GoldenEye
- Manufacturer: Sega Pinball
- Release date: March 1996
- System: Sega WhiteStar
- Players: 6
- Design: Ward Pemberton
- Programming: John Carpenter, Neil Falconer, Orin Day
- Artwork: Paul Faris
- Mechanics: Rob Hurtado
- Music: Brian L. Schmidt
- Sound: Brian L. Schmidt
- Production run: 2,200 units (approximate)

= GoldenEye (pinball) =

1996 pinball machine

GoldenEye is a pinball machine released by Sega Pinball in March 1996. It is based on the 1995 James Bond film of the same name.

It is the second pinball machine based on James Bond, following James Bond 007 released by Gottlieb in 1980.

== Design and layout ==
The game includes custom speech by Pierce Brosnan.

The major toy in the game is the rotating satellite dish with a magnet which can be reached by the pop-up ramp. In addition to this pop-up ramp, the game includes three relatively easy ramps; earlier Sega games had fewer but more difficult ramps. One of these ramps leads to a mechanism shaped like a tank which can fire the ball around the left orbit. A model of a helicopter is also located on the playfield.

The ball save consists of a magnet which throws the ball back into play, with the player required to hit a particular target within a few seconds, or the flippers become un-operable and the ball drains.
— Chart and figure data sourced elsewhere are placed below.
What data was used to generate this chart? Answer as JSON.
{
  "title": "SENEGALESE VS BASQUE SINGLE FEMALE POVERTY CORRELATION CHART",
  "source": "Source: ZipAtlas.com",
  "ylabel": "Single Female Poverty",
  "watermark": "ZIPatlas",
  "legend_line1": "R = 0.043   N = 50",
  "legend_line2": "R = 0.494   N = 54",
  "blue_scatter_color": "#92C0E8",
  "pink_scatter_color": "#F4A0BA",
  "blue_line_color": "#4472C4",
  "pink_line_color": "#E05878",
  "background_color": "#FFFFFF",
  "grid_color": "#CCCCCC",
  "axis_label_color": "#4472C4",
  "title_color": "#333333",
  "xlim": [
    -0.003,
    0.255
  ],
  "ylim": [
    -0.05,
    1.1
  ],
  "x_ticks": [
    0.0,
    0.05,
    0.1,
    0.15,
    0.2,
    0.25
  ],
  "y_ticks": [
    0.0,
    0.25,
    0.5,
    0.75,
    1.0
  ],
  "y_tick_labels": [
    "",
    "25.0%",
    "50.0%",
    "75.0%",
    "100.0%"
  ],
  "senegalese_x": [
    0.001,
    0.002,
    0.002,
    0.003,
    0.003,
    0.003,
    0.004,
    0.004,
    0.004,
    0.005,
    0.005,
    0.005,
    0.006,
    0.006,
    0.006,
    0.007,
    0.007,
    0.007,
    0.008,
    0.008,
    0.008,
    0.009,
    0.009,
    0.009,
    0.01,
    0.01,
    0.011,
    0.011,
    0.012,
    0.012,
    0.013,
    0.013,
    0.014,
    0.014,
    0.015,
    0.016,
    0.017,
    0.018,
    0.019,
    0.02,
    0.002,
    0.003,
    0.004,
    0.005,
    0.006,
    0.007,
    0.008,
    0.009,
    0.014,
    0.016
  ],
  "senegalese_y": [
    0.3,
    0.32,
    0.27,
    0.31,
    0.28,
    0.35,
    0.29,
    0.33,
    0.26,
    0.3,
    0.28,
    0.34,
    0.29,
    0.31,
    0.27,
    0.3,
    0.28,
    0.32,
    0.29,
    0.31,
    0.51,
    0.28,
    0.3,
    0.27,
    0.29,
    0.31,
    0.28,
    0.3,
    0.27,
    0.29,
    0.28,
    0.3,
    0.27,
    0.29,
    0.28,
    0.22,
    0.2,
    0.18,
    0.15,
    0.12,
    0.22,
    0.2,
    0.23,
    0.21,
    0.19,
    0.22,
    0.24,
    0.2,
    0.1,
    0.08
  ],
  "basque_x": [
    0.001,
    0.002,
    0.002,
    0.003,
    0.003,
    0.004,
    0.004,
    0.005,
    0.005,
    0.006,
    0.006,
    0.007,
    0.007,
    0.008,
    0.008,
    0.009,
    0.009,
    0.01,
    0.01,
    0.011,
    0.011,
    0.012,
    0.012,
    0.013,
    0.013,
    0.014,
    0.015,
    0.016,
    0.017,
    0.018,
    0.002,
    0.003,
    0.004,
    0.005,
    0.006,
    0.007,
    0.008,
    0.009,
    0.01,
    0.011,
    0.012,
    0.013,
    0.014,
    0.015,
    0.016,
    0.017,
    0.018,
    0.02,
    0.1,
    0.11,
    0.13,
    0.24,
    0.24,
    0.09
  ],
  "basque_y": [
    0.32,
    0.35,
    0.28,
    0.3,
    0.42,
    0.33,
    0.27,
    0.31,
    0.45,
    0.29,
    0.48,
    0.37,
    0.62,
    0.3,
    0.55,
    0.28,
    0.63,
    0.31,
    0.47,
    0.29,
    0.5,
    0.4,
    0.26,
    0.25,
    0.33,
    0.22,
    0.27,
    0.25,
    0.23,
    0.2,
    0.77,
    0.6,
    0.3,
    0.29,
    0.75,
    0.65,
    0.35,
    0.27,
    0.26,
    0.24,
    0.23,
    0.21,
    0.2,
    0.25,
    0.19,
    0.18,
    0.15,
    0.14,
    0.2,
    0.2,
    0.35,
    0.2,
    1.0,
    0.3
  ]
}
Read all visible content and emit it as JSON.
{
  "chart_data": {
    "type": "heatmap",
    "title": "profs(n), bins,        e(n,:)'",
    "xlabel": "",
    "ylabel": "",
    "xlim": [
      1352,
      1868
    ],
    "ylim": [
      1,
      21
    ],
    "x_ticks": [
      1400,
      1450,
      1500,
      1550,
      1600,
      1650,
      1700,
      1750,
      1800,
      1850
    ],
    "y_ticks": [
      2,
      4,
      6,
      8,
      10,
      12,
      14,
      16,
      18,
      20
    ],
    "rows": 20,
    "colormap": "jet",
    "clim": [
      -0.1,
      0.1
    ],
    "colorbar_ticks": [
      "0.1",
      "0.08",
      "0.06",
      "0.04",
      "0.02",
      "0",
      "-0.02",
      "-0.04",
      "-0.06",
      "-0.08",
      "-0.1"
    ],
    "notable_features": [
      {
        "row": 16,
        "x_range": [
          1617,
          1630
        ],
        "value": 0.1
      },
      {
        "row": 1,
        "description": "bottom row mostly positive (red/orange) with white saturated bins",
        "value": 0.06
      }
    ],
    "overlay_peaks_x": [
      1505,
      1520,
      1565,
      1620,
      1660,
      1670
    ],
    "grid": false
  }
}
The game includes three pop bumpers which are located towards the back right of the table below the 0-0-7 upper rollovers. There are various stand-up targets around the playfield.

==Gameplay==
Players can compete individually, or in a four-player game can play in teams of two.

The ball is launched from a button in a plunger designed to resemble a gun, ostensibly Bond’s Walther PPK. The game includes five main modes, called 007 Encounters, which are "Xenia Extra Ball Squeeze", "Satellite Hurry-up", "Nerve Gas Plant", "Train/Tank Crash", and "Send Spike". There is a Shootout video mode where the player shoots guards with the gun.

Shooting ramps collects letters of G-O-L-D-E-N-E-Y-E which then starts a hurry-up. After starting this hurry-up, the five 007 Encounters, video mode, and two more game features the wizard mode called "Goldeneye" can be started. This a multiball where jackpots can be scored, and additional balls added into play. This satellite is the GoldenEye electro-magnetic orbital weapon.

The main multiball is played with three (tank) or four (satellite) balls, where the player attempts to collect a series of jackpots to light and then collect a roving super jackpot.

== Release and reception ==
The GoldenEye pinball machine debuted at a pinball tournament in Flint, Michigan in January, 1996. Sega provided several machines to the tournament in an effort to improve sales in the region.